Predators in the wild prowl around the edges of a herd of animals, waiting to pick the vulnerable. They may lie in wait, camouflaged until it is time to pounce.

In real estate, the wolves and hyenas are corporations that buy up properties from the desperate. The bait can be the simplicity of the advertising. Someone struggling to pay the mortgage sees a sign on a telephone poll. “We buy houses,” it says, with a phone number, promising a quick way out of a problem. It isn’t always that easy.

Predatory residential property companies can be like those wolves that target the injured deer. There can be aggressive, hard-sell tactics. They might take advantage of the elderly or flout state laws about getting out of contracts, according to ProPublica reporting.

But another problem is when there are too many wolves. In the wild, that can mean overhunting the prey and throwing the ecosystem out of balance. Too many wolves isn’t just bad for the deer. It’s bad for the whole area — including the wolves.

With real estate, that translates to more and more residential housing being snapped up by corporations, lowering inventory and raising prices.

A Tribune-Review story shows that in Allegheny County, the number of corporate-owned homes rose from 9.7% in 2010 to 18% in 2021. In Pittsburgh alone, the jump was 15.5% in 2010 to 24.8% in 2021.

That is particularly alarming amid high housing costs that are pricing people out of rentals, too. Homelessness is also an increasing concern. Like the forest ecosystem, they are all connected in the same web.

It’s an issue being addressed at the federal level by the Stop Predatory Investing Act introduced by U.S. Sen. Sherrod Brown, D-Ohio, with support from U.S Sen. John Fetterman, D-Braddock. Pittsburgh City Council is considering it, with Councilwoman Deb Gross, D-Highland Park, introducing legislation which would require the companies to get a license annually with a $200 fee, proof of insurance and a background check.

It’s an issue the state should take steps to address.

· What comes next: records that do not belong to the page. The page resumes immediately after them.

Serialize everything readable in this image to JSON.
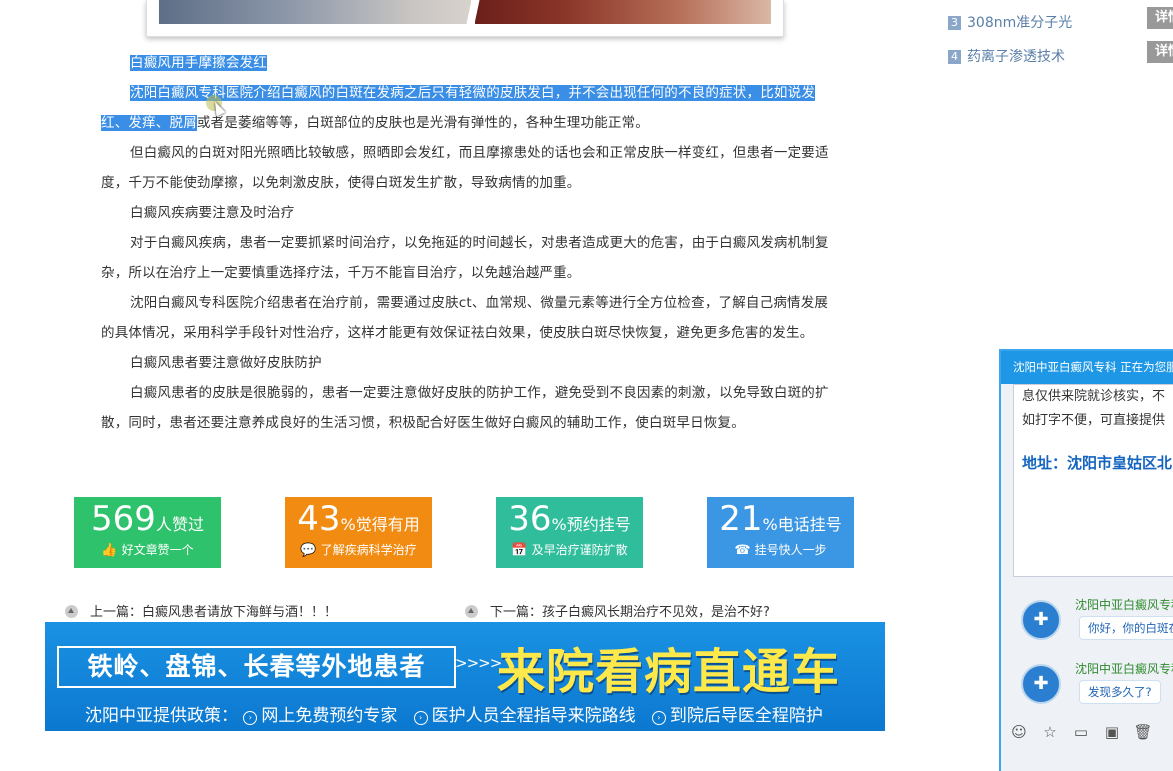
{
  "article": {
    "p1": "白癜风用手摩擦会发红",
    "p2_sel": "沈阳白癜风专科医院介绍白癜风的白斑在发病之后只有轻微的皮肤发白，并不会出现任何的不良的症状，比如说",
    "p2_sel2": "发红、发痒、脱屑",
    "p2_rest": "或者是萎缩等等，白斑部位的皮肤也是光滑有弹性的，各种生理功能正常。",
    "p3": "但白癜风的白斑对阳光照晒比较敏感，照晒即会发红，而且摩擦患处的话也会和正常皮肤一样变红，但患者一定要适度，千万不能使劲摩擦，以免刺激皮肤，使得白斑发生扩散，导致病情的加重。",
    "p4": "白癜风疾病要注意及时治疗",
    "p5": "对于白癜风疾病，患者一定要抓紧时间治疗，以免拖延的时间越长，对患者造成更大的危害，由于白癜风发病机制复杂，所以在治疗上一定要慎重选择疗法，千万不能盲目治疗，以免越治越严重。",
    "p6": "沈阳白癜风专科医院介绍患者在治疗前，需要通过皮肤ct、血常规、微量元素等进行全方位检查，了解自己病情发展的具体情况，采用科学手段针对性治疗，这样才能更有效保证祛白效果，使皮肤白斑尽快恢复，避免更多危害的发生。",
    "p7": "白癜风患者要注意做好皮肤防护",
    "p8": "白癜风患者的皮肤是很脆弱的，患者一定要注意做好皮肤的防护工作，避免受到不良因素的刺激，以免导致白斑的扩散，同时，患者还要注意养成良好的生活习惯，积极配合好医生做好白癜风的辅助工作，使白斑早日恢复。"
  },
  "stats": [
    {
      "num": "569",
      "unit": "人赞过",
      "sub": "好文章赞一个",
      "icon": "thumbs-up-icon",
      "glyph": "👍",
      "color": "#2dc26b"
    },
    {
      "num": "43",
      "unit": "%觉得有用",
      "sub": "了解疾病科学治疗",
      "icon": "chat-icon",
      "glyph": "💬",
      "color": "#f28b12"
    },
    {
      "num": "36",
      "unit": "%预约挂号",
      "sub": "及早治疗谨防扩散",
      "icon": "calendar-icon",
      "glyph": "📅",
      "color": "#2fbd9b"
    },
    {
      "num": "21",
      "unit": "%电话挂号",
      "sub": "挂号快人一步",
      "icon": "phone-icon",
      "glyph": "☎",
      "color": "#3b97e3"
    }
  ],
  "nav": {
    "prev": "上一篇：白癜风患者请放下海鲜与酒！！！",
    "next": "下一篇：孩子白癜风长期治疗不见效，是治不好?"
  },
  "banner": {
    "box": "铁岭、盘锦、长春等外地患者",
    "arrows": ">>>>",
    "big": "来院看病直通车",
    "policy": "沈阳中亚提供政策：",
    "items": [
      "网上免费预约专家",
      "医护人员全程指导来院路线",
      "到院后导医全程陪护"
    ]
  },
  "sidebar": {
    "items": [
      {
        "num": "3",
        "label": "308nm准分子光"
      },
      {
        "num": "4",
        "label": "药离子渗透技术"
      }
    ],
    "detail": "详情"
  },
  "chat": {
    "header": "沈阳中亚白癜风专科 正在为您服务",
    "line1": "息仅供来院就诊核实，不",
    "line2": "如打字不便，可直接提供",
    "address": "地址：沈阳市皇姑区北",
    "agent1": "沈阳中亚白癜风专科",
    "msg1": "你好，你的白斑在",
    "agent2": "沈阳中亚白癜风专科",
    "msg2": "发现多久了?"
  }
}
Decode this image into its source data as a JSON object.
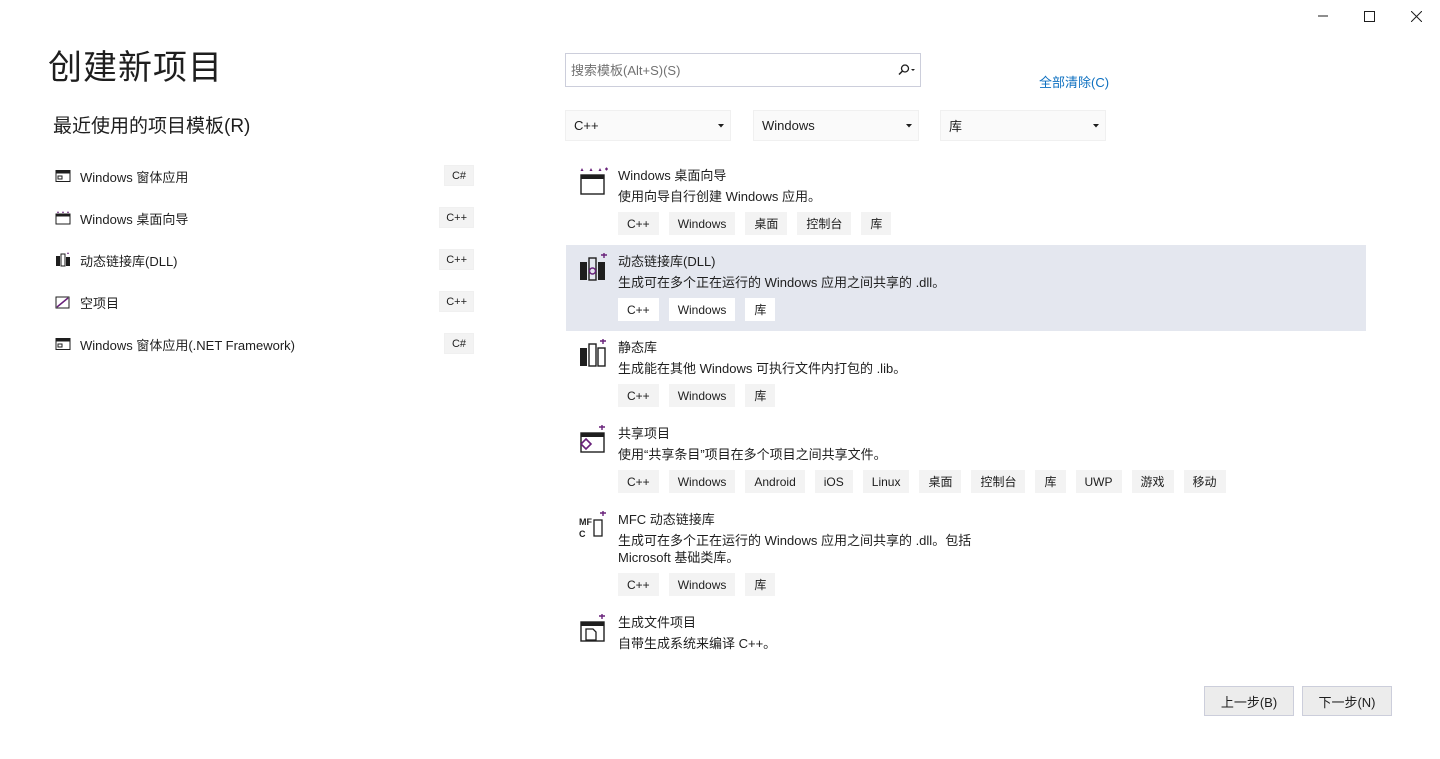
{
  "page_title": "创建新项目",
  "recent": {
    "title": "最近使用的项目模板(R)",
    "items": [
      {
        "label": "Windows 窗体应用",
        "badge": "C#",
        "icon": "winforms-icon"
      },
      {
        "label": "Windows 桌面向导",
        "badge": "C++",
        "icon": "desktop-wizard-icon"
      },
      {
        "label": "动态链接库(DLL)",
        "badge": "C++",
        "icon": "dll-icon"
      },
      {
        "label": "空项目",
        "badge": "C++",
        "icon": "empty-project-icon"
      },
      {
        "label": "Windows 窗体应用(.NET Framework)",
        "badge": "C#",
        "icon": "winforms-icon"
      }
    ]
  },
  "search": {
    "placeholder": "搜索模板(Alt+S)(S)",
    "value": ""
  },
  "clear_all": "全部清除(C)",
  "filters": {
    "language": "C++",
    "platform": "Windows",
    "project_type": "库"
  },
  "templates": [
    {
      "name": "Windows 桌面向导",
      "desc": "使用向导自行创建 Windows 应用。",
      "tags": [
        "C++",
        "Windows",
        "桌面",
        "控制台",
        "库"
      ],
      "selected": false
    },
    {
      "name": "动态链接库(DLL)",
      "desc": "生成可在多个正在运行的 Windows 应用之间共享的 .dll。",
      "tags": [
        "C++",
        "Windows",
        "库"
      ],
      "selected": true
    },
    {
      "name": "静态库",
      "desc": "生成能在其他 Windows 可执行文件内打包的 .lib。",
      "tags": [
        "C++",
        "Windows",
        "库"
      ],
      "selected": false
    },
    {
      "name": "共享项目",
      "desc": "使用“共享条目”项目在多个项目之间共享文件。",
      "tags": [
        "C++",
        "Windows",
        "Android",
        "iOS",
        "Linux",
        "桌面",
        "控制台",
        "库",
        "UWP",
        "游戏",
        "移动"
      ],
      "selected": false
    },
    {
      "name": "MFC 动态链接库",
      "desc": "生成可在多个正在运行的 Windows 应用之间共享的 .dll。包括 Microsoft 基础类库。",
      "tags": [
        "C++",
        "Windows",
        "库"
      ],
      "selected": false
    },
    {
      "name": "生成文件项目",
      "desc": "自带生成系统来编译 C++。",
      "tags": [],
      "selected": false
    }
  ],
  "buttons": {
    "back": "上一步(B)",
    "next": "下一步(N)"
  },
  "colors": {
    "accent_link": "#0e70c0",
    "selected_row": "#e4e7ef",
    "icon_purple": "#68217a"
  }
}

Pennsylvania licenses people to sell real estate, to arrange funerals.

It is one of only eight states plus the District of Columbia that demands registration for upholstering.

The state has taken steps to address predatory lending and rent-to-own schemes, but this is an area that deserves additional attention.

The Keystone State might see more keys put in more families’ hands if there were closer attention paid to predators circling vulnerable owners.